Judge Dismisses Suit Against Quinn Emanuel by Selendy & Gay, Sends to Arbitration
If the decision isn't challenged or upheld on appeal and Quinn Emanuel prevails in arbitration, Selendy & Gay partners could be forced to turn over 10 percent of the fees they bill to former Quinn Emanuel clients.
April 24, 2019 at 05:41 PM
4 minute read
The original version of this story was published on New York Law Journal
A New York state judge has rejected a request by partners of Selendy & Gay to halt Quinn Emanuel Urquhart & Sullivan's arbitration case against them, ordering the offshoot law firm to face Quinn Emanuel's claims in arbitration
Partners at Selendy & Gay had argued that Quinn Emanuel's effort to make them turn over a share of the legal fees they took with them violated state ethics rules, but Manhattan Supreme Court Justice Saliann Scarpulla ruled this week she could not evaluate that dispute.
Dismissing the case, she said the arbitration clause in Quinn Emanuel's partnership agreement required her to let the arbitrator make that call.
“It is for the arbitrator in the first instance to [determine] whether the provision at issue is an unenforceable forfeiture-for-competition clause,” the judge wrote. “Any further inquiry on my part is precluded by the broad arbitration provision and the strong public policy compelling its enforcement.”
The petition was brought by 10 partners at Selendy & Gay who spun off from Quinn Emanuel last year to form the firm. Their petition sought to shut down an arbitration proceeding initiated by their former firm in California over a provision in the partnership agreement that required them to turn over 10 percent of the fees they earned in the 18 months after their departure from clients who followed them from Quinn Emanuel.
They had argued that New York courts have declined to enforce partnership terms that require departing attorneys to pay penalties if they compete with their former firms, citing cases such as Cohen v. Lord, Day & Lord and Denburg v. Parker, Chapin, Flattau & Klimpl. The judge acknowledged both cases in her opinion.
But Justice Scarpulla said the law on arbitration of such disputes was on Quinn Emanuel's side. In a pair of decisions in the 1990s in the case of Hackett v. Milbank Tweed Hadley & McCloy, she wrote, New York's highest court sent a similar dispute to arbitration.
“In accordance with Hackett and Hackett II, the public policy issue here … does not overcome the broad arbitration provision, which must be given effect as overriding policy,” the judge wrote. “Petitioners' argument to the contrary—that the provision at issue here is facially anticompetitive and therefore, distinguishable from Hackett and Hackett II—is unpersuasive.”
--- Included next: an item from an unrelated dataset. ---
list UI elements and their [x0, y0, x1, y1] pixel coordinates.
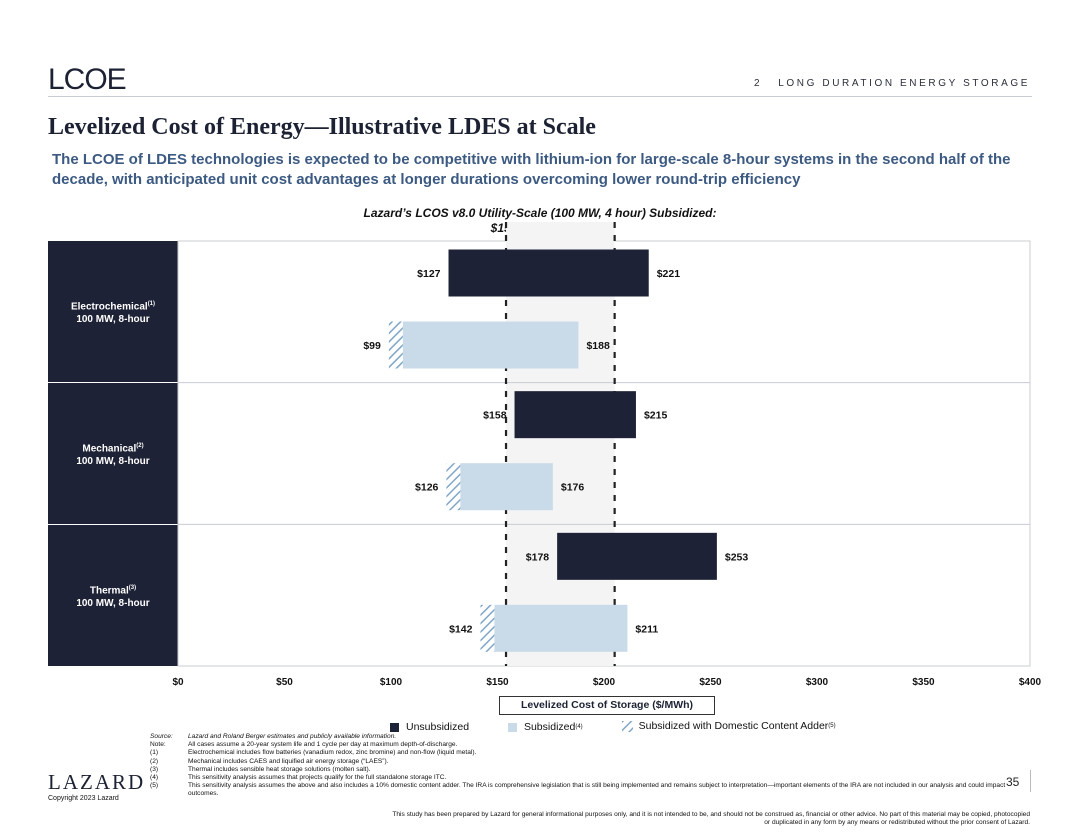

The decision could come at a cost for Selendy & Gay, which lists 36 lawyers on its website. The firm launched about a year ago, and in December it announced it would pay associates some of the biggest bonuses in the industry.
If the decision isn't challenged or upheld on appeal and Quinn Emanuel prevails in arbitration, Selendy & Gay partners could be forced to turn over 10 percent of the fees they bill to former Quinn Emanuel clients in the 18 months after their departure from the firm.
In an emailed statement, Phillip Beck of Bartlit Beck, which represented Selendy & Gay's partners alongside the firm of Vladeck, Raskin & Clark, saw a silver lining in the decision. He noted that the judge acknowledged his side's arguments that Quinn Emanuel was simply using the fees provision as a cudgel to convince Selendy & Gay to not try to poach its associates.
“The court held merely that these arguments should be presented in the first instance in arbitration,” he said. “We are confident that, whether in the courts or arbitration, ultimately QE's forfeiture provision will be held to be illegal, unethical and unenforceable.”
In its own statement, Quinn Emanuel, which was represented by its own partner, Andrew Rossman, hailed the decision.
“We're pleased that the court dismissed the Selendy lawsuit and agreed that the arbitration provision of the partnership agreement should be enforced,” the firm said. “It was, after all, what the partners agreed to.”
Quinn Emanuel founder John Quinn previously told ALM that he wasn't too worried about the dispute. “Last year was the best year we have ever had and, by reports, they have done well also,” he said in an email for a February article. ”The dispute is only about money and will eventually be resolved one way or another for an immaterial amount.”
The judge instructed the clerk to enter judgment in Quinn Emanuel's favor and close the case.